Foto: Monika Skolimowska/dpa

Herr Professor Pant, Ihr Vater stammt aus Indien, Ihre Mutter aus Deutschland. Wie erging es einem Jungen mit Vornamen Anand, der vor gut 40 Jahren in einer hessischen Kleinstadt das Gymnasium besuchte?

Pant: Es war etwas Besonderes, als nicht Deutsch aussehender Mensch in einer relativ kleinen Stadt zur Schule zu gehen. Und das hatte zwei Seiten: Man war wiedererkennbar für Lehrer und Lehrerinnen. Das konnte durchaus von Vorteil sein, es gibt ja auch eine Art positive Diskriminierung. Das Zweite waren die üblichen Phänomene von damals, zum Beispiel, dass Fremde unfreundlich behandelt wurden. Ich kann mich erinnern, dass mein Bruder und ich in der Mittelstufe auf dem Schulhof, heute würde man wohl sagen, Bullying (Mobbing) ausgesetzt waren.

Sind wir in Deutschland besonders gut oder besonders schlecht, was die Integration von Kindern mit Fluchterfahrung in unser Bildungssystem angeht?

Pant: Wir stehen nicht besonders gut da, weil die Lerngelegenheiten, die es in den letzten Jahrzehnten dazu gegeben hat, nicht gut genutzt wurden. Wir haben uns lange politisch verweigert, uns als Einwanderungsgesellschaft zu verstehen, obwohl wir inzwischen in manchen Bundesländern Anteile von Kindern mit Zuwanderungshintergrund haben, die zwischen 25 und 40 Prozent liegen. Dennoch ist immer so getan worden, als seien das nur vorübergehende Gäste. Und bei der ersten Flüchtlingskrise, das war während des Balkankrieges in den frühen 90er Jahren, ist nichts systematisch passiert, weder in der Forschung noch in der Politik. Das haben andere Länder, etwa Kanada oder Australien, die sich bewusst als Einwanderungsland politisch ausrichten, besser gemacht.

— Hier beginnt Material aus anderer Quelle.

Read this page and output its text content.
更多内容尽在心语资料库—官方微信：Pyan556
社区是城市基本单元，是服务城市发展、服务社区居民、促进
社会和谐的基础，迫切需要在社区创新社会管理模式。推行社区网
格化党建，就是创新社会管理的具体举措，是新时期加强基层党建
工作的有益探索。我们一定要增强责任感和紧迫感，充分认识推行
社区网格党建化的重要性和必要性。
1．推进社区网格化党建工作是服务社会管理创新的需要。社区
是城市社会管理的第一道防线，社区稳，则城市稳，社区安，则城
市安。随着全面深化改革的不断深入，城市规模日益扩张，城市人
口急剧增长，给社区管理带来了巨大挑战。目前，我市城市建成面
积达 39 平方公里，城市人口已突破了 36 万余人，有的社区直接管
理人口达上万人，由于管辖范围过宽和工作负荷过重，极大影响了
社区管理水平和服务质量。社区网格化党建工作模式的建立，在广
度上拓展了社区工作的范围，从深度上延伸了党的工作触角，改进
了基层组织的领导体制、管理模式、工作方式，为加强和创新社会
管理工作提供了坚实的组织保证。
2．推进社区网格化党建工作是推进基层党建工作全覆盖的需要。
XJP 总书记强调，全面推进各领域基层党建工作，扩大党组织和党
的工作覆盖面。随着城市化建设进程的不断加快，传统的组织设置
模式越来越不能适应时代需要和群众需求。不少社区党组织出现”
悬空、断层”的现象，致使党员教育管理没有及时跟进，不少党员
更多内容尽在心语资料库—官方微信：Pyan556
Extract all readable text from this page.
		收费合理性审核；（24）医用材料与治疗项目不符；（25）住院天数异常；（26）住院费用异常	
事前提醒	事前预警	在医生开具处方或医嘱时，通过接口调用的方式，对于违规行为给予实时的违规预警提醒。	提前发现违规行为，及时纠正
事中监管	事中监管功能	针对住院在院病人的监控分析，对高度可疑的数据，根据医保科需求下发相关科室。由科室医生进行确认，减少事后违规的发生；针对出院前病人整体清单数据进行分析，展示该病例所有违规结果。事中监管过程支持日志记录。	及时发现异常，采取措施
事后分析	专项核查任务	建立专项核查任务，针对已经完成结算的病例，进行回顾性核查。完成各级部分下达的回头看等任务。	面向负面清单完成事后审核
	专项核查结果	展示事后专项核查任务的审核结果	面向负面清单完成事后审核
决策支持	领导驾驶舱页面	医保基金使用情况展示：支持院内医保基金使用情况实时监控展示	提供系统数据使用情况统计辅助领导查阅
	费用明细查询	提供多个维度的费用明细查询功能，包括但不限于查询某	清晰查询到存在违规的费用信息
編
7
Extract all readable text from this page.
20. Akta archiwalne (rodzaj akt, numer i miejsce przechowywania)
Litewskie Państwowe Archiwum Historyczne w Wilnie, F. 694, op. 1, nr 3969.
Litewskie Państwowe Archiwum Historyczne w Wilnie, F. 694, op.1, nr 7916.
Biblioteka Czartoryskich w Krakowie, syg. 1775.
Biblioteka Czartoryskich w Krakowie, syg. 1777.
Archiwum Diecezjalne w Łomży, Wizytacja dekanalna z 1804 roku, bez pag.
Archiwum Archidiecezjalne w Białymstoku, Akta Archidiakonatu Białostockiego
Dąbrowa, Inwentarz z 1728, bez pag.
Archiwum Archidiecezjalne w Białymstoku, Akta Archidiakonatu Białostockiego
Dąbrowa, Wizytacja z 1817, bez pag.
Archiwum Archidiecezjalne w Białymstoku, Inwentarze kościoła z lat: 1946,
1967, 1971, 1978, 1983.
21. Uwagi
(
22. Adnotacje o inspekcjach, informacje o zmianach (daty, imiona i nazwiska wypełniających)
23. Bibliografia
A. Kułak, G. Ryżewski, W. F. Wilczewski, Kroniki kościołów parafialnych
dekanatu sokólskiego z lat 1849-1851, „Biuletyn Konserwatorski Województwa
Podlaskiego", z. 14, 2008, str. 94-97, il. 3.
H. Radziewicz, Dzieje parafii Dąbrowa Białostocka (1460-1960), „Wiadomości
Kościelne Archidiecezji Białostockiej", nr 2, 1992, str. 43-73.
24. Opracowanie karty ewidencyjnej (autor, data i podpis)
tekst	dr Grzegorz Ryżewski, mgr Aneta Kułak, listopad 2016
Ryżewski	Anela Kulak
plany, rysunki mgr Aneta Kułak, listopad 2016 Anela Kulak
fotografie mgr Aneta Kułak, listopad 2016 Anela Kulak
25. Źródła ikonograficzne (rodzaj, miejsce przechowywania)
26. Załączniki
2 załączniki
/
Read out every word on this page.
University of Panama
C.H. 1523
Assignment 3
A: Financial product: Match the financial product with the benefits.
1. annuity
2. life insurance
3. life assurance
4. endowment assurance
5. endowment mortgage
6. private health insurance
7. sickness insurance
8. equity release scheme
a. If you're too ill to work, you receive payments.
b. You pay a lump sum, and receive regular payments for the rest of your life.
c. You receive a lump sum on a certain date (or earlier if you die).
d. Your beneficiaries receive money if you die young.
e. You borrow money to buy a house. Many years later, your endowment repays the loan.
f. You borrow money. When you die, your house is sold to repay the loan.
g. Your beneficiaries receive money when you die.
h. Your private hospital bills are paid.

Gibt es Bundesländer, die sich bei der Integration auszeichnen?

Pant: Nein, das kann man so nicht sagen. Die Mercator-Studie im vorigen Jahr hat, ich sag's mal ironisch, eine große Vielfalt an schulorganisatorischen Modellen aufgezeigt, wie wir diese Kinder in den Schulen aufnehmen. Auch da steht noch aus, dass man die Entwicklung empirisch untersucht. Es gibt aber zwei besondere Gruppen unter den Bundesländern, die Überforderungsreaktionen zeigen: Das sind die Stadtstaaten, die auf ihre ohnehin hohen Zahlen von Kindern mit Zuwanderungshintergrund noch weitere Kinder hinzubekommen. Zum anderen sind dies die Bundesländer im Osten, die zuvor nie etwas mit Zuwanderung zu tun hatten.

Wo steht das Saarland dabei?

Pant: Das Saarland hat eher positive Startbedingungen, auch wenn ich das nicht wissenschaftlich belegen kann. Die Nähe zu Frankreich erleichtert das Denken und Arbeiten über den nationalen Tellerrand hinaus. Außerdem gibt es kurze Wege zwischen Bildungsverwaltung und Schulen. Das hilft.

Was sind die größten Herausforderungen, die sich in Schulen stellen, wenn Kinder mit Fluchterfahrung und ohne Deutsch-Kenntnisse hinzu kommen?

Pant: Von der Haltung des schulischen Personals und der Eltern hängt es ab, wie gut Schulen die Herausforderungen bewältigen. Sind sie bereit, sehr viel Zeit und Energie in diese Fremdheitserfahrung zu stecken, die ja nicht nur die Flüchtlinge machen? Will man das positiv aufnehmen, oder empfindet man es als Belastung? Das ist leicht gesagt, ich weiß. Die Schule allein ist damit auch überfordert. Wichtig ist für Schulen, andere Akteure im direkten Umfeld zu finden, mit denen sie die Aufgaben gut bewältigen können. Das können Sozialstationen sein, Elterninitiativen oder auch Kitas.

Das Deutsch-Lernen gilt als Schlüssel zum schulischen Erfolg. Aber es werden zig Modelle probiert. Mal sind es Willkommensklassen, in dem die Deutsch-Lernenden unter sich bleiben, mal sind es gemischte Klassen. Gibt es den Königsweg?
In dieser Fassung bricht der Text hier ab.